La señora Wells tenía setenta años, hablaba lentamente y confundía las palabras. Había hablado con Rhoda Comfrey dos veces, en visitas previas al hospital, una en mayo y la otra en agosto. La noche anterior habían subido juntas al autobús a las ocho y cuarto. ¿De qué habían hablado? La señora Wells recordaba que durante la mayor parte del tiempo trataron de la operación de cadera de su esposo. La señorita Comfrey no había dicho mucho; parecía nerviosa e intranquila. La señora Wells pensó que estaba preocupada por su padre. No, ella no conocía su dirección de Londres, también creía que vivía en Forest Road, adonde ella le había dicho que volvía. La señora Wells se había apeado en Kingsbrook Bridge, pero Rhoda había seguido, tenía billete hasta la parada siguiente.

Volvieron a la comisaría. El arma aún no había sido encontrada y las preguntas puerta a puerta hechas por Loring, Marwood y Gates no habían dado resultados positivos. Nadie en las casas ni en los bungalows había visto ni oído nada anormal durante la noche anterior. Los habitantes de la caseta habían estado fuera por tener fiesta ese día, y nadie había trabajado en las parcelas.

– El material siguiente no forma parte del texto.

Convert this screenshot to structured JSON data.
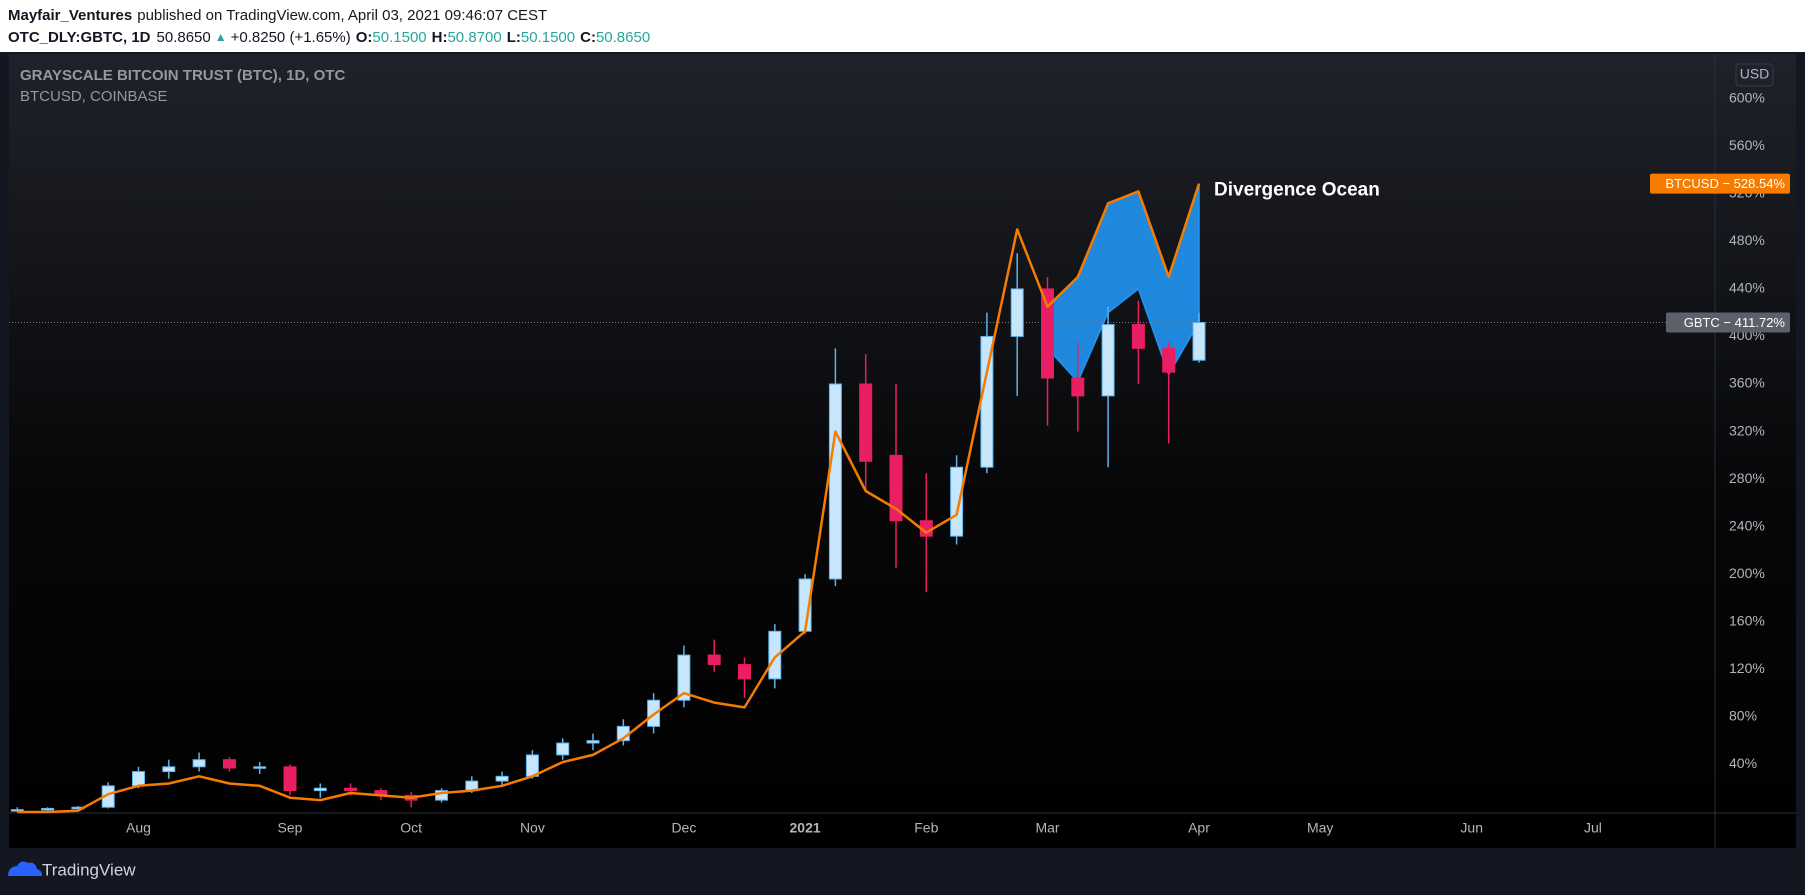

Todos los que fueron interrogados por los tres agentes conocían ligeramente a Rhoda Comfrey, pero sólo uno la había visto el día anterior, cuando ella salió de la casa de su padre hacia las seis y veinte para tomar el autobús de Stowerton. Nadie en Forest Road conocía su dirección de Londres.

– Quiero que vuelva allá -ordenó Wexford a Loring-, y que espere a la señora Crown. Me voy un rato a casa a comer algo. Cuando ella llegue, llámeme.